Between 2008/9 – 2018/19, Black lives represented 8% of deaths in custody, while Black people make up 3% of the population. Of all the deaths in custody since 1990, over a third were people of colour, despite the fact that we make up only 14% of the population.

John Sibley/Reuters

The over-policing of Black communities is also well-documented. Black people are 40 times more likely to be stopped and searched than white people under ‘suspicionless’ section 60 stop and search powers. Black children and communities are consistently surveilled by the police through the gangs matrix. Black and brown people are disproportionately represented in the criminal justice system, with more than half of young people in prison being from Black and other minority racial backgrounds.

Meanwhile, the use of inherently discriminatory technologies such as facial recognition, which is more likely to misidentify Black people, is simply another means for the police to uphold systems of oppression.

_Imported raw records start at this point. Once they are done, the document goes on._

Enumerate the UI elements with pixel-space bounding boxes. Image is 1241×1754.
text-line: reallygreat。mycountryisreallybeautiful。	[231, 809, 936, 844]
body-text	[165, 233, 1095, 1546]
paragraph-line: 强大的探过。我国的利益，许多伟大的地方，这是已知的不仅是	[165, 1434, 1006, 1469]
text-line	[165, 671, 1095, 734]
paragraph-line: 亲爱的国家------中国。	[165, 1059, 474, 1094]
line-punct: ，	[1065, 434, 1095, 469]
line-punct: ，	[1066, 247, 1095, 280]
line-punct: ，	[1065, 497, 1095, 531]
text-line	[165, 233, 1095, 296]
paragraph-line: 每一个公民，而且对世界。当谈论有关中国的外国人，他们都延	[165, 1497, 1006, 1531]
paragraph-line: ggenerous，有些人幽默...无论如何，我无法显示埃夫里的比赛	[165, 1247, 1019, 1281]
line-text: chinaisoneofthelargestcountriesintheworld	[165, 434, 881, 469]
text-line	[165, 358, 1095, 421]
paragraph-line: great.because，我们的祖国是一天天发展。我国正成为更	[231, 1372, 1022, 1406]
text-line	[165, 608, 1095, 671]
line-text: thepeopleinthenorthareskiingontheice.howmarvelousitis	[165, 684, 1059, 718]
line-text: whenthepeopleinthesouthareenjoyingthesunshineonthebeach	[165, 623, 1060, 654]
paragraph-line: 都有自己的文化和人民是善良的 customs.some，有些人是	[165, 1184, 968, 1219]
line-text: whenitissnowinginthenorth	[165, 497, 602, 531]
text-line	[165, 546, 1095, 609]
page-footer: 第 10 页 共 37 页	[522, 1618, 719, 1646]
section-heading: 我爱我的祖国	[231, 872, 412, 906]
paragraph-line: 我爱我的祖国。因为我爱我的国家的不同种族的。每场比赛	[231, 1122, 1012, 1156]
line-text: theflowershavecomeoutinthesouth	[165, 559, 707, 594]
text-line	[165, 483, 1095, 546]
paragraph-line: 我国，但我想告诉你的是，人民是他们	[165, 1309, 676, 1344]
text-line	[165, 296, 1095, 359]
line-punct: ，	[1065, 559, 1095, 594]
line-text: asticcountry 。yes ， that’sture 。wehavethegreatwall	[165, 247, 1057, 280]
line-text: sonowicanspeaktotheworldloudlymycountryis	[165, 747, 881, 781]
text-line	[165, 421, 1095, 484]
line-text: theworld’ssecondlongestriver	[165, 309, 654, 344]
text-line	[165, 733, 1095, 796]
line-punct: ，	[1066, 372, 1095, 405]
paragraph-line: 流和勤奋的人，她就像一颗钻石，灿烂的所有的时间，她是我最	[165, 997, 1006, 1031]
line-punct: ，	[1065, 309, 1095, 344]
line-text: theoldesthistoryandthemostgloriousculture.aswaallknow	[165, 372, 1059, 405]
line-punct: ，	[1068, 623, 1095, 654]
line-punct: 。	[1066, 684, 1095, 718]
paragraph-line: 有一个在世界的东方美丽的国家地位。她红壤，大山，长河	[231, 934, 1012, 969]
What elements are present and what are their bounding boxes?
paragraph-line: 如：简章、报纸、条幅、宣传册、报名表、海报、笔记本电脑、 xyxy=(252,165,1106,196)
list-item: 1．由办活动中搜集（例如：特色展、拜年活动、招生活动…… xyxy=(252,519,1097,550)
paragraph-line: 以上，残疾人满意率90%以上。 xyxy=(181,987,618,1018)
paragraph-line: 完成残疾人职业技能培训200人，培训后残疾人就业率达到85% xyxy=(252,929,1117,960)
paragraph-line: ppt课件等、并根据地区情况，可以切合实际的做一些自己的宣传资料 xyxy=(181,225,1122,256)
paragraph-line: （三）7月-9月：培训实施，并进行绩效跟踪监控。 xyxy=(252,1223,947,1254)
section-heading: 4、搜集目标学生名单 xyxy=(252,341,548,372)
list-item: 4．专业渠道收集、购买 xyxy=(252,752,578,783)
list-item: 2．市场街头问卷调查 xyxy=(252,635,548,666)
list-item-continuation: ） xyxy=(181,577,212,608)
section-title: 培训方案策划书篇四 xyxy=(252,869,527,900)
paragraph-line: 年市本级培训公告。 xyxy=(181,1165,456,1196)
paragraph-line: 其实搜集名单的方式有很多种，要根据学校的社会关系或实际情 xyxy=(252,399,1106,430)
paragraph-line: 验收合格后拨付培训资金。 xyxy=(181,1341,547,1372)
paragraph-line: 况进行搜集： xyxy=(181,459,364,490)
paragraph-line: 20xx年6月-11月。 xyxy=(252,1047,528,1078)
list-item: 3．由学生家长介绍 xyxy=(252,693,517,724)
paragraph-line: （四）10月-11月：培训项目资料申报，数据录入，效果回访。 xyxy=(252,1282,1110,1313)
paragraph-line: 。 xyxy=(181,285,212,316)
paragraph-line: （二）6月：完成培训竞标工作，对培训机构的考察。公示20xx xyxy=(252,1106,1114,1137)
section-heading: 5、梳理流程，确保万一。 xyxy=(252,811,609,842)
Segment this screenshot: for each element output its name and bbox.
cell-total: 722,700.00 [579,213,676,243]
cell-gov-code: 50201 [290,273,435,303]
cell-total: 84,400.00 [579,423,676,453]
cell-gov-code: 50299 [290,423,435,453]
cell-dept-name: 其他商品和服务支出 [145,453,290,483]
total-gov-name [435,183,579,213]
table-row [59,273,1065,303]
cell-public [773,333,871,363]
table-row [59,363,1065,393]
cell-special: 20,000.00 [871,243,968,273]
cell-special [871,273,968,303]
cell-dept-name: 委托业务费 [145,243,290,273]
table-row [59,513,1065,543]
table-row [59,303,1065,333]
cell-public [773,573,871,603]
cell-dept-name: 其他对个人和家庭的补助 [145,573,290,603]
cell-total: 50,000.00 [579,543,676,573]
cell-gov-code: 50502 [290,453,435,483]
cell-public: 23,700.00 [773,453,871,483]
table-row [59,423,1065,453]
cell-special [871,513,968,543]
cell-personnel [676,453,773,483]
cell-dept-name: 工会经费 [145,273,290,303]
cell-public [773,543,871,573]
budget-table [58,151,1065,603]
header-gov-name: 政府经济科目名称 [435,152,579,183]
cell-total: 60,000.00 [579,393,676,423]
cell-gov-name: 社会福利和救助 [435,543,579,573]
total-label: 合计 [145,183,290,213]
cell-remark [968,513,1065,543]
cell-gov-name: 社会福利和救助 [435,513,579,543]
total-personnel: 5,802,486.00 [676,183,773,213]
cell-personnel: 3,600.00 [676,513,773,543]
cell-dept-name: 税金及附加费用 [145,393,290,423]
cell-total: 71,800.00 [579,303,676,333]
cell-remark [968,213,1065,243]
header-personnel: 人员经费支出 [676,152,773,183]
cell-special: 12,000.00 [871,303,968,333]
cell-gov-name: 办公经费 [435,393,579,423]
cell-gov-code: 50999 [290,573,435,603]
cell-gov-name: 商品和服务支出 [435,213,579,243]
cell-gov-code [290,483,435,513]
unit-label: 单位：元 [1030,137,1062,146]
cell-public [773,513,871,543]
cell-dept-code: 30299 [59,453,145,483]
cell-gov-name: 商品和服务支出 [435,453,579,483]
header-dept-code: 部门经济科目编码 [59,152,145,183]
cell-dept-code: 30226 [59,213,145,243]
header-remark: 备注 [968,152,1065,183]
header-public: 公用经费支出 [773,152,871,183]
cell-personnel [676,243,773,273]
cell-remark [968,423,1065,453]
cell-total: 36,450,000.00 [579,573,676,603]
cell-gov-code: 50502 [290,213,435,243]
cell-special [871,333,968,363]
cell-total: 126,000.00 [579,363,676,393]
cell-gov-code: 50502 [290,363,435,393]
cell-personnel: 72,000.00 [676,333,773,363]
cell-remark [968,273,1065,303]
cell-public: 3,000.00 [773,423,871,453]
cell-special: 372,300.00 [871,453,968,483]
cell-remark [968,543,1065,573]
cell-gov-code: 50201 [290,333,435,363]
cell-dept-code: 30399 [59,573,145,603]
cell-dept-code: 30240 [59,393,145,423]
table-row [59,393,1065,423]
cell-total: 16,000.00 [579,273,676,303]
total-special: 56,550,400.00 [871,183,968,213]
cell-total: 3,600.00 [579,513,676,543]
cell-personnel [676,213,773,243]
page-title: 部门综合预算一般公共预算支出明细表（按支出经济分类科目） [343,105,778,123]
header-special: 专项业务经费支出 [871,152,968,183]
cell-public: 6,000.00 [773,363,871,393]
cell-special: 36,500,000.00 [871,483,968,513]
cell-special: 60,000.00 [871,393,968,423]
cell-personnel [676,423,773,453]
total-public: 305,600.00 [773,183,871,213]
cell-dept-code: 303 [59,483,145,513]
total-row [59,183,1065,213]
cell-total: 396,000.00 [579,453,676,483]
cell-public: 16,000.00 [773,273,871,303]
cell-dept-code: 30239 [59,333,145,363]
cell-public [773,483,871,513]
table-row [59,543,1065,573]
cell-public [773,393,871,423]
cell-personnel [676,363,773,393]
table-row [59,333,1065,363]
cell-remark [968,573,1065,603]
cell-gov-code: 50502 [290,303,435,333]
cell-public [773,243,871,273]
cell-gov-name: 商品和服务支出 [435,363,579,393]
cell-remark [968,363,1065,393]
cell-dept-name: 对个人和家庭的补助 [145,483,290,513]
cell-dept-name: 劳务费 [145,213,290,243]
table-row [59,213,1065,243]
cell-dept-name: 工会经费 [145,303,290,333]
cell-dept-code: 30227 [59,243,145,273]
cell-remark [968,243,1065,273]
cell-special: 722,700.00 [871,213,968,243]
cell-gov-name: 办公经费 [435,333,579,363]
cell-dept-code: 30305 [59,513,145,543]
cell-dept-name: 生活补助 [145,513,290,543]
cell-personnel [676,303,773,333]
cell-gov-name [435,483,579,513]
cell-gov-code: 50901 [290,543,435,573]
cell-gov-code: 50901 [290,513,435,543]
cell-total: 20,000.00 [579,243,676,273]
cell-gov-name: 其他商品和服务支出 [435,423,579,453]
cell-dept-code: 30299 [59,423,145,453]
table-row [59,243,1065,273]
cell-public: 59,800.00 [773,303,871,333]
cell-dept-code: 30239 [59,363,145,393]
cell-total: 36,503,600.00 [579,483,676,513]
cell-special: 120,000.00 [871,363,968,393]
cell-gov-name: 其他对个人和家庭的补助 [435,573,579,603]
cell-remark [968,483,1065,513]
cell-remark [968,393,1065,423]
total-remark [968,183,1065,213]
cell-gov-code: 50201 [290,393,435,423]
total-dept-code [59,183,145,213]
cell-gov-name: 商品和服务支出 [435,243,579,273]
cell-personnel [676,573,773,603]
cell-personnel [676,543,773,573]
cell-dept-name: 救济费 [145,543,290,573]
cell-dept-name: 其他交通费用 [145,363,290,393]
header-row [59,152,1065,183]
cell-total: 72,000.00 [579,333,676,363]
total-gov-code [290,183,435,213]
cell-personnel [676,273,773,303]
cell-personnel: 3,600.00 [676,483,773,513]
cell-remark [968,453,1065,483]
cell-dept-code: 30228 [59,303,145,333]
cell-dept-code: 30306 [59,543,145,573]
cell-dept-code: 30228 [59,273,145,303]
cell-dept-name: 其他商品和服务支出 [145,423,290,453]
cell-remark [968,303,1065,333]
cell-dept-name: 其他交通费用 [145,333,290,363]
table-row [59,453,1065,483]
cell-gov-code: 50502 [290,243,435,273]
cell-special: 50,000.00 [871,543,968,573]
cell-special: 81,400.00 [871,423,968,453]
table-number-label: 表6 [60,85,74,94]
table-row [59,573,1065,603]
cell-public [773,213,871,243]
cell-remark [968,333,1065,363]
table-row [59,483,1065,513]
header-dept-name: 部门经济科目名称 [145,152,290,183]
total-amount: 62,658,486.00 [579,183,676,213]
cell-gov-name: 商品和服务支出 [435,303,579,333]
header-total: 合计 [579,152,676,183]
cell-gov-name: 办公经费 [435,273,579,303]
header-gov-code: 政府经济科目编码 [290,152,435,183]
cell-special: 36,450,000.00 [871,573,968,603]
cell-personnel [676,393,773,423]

Just last week, YouGov data revealed that police officers are almost twice as likely as the public to believe that negative stereotypes are usually true, two-thirds are against positive discrimination for ethnic minorities, and the majority of police think that human rights laws have been bad for “British justice”.

As one officer told us at a protest: “You have no power here.” This statement feels all the more pertinent in the context of Black lives being continually and systemically denied safety and security by the state.

This isn’t the end.

Black Protest Legal Support will continue to have legal observers on the ground during future protests, working to monitor police behaviour and support those attending. We want protesters to be protected and armed with their rights in the face of police aggression.

We disagree with Cressida Dick; it does, in fact, remain “helpful and accurate” to describe the police as institutionally racist. That is our lived experience. That is the lived experience of every family grieving the loss of a Black child, parent, sibling, relative or friend at the hands of the police.

In the words of Malcolm X: “Truth is on the side of the oppressed.” Only by sharing these truths can we even begin to meaningfully tackle the racial inequality on our doorsteps.

Brenda Efurhievwe is a Legal Consultant, human rights activist and BPTC graduate. Her activism and research focus on refugee law, migrants’ rights, LGBTQ+ rights and racial justice. She is currently providing remote legal assistance as a Volunteer Asylum Lawyer with European Lawyers in Lesvos.

Zehrah Hasan is a pupil barrister at Garden Court Chambers. Her legal practice centres around migrants’ rights, racial justice, state accountability, trans and queer liberation, and gender equality. She has worked for non-profit organisations including Liberty and Southall Black Sisters.  

Brenda and Zehrah are both founding members of Black Protest Legal Support and remain active on the core organising committee.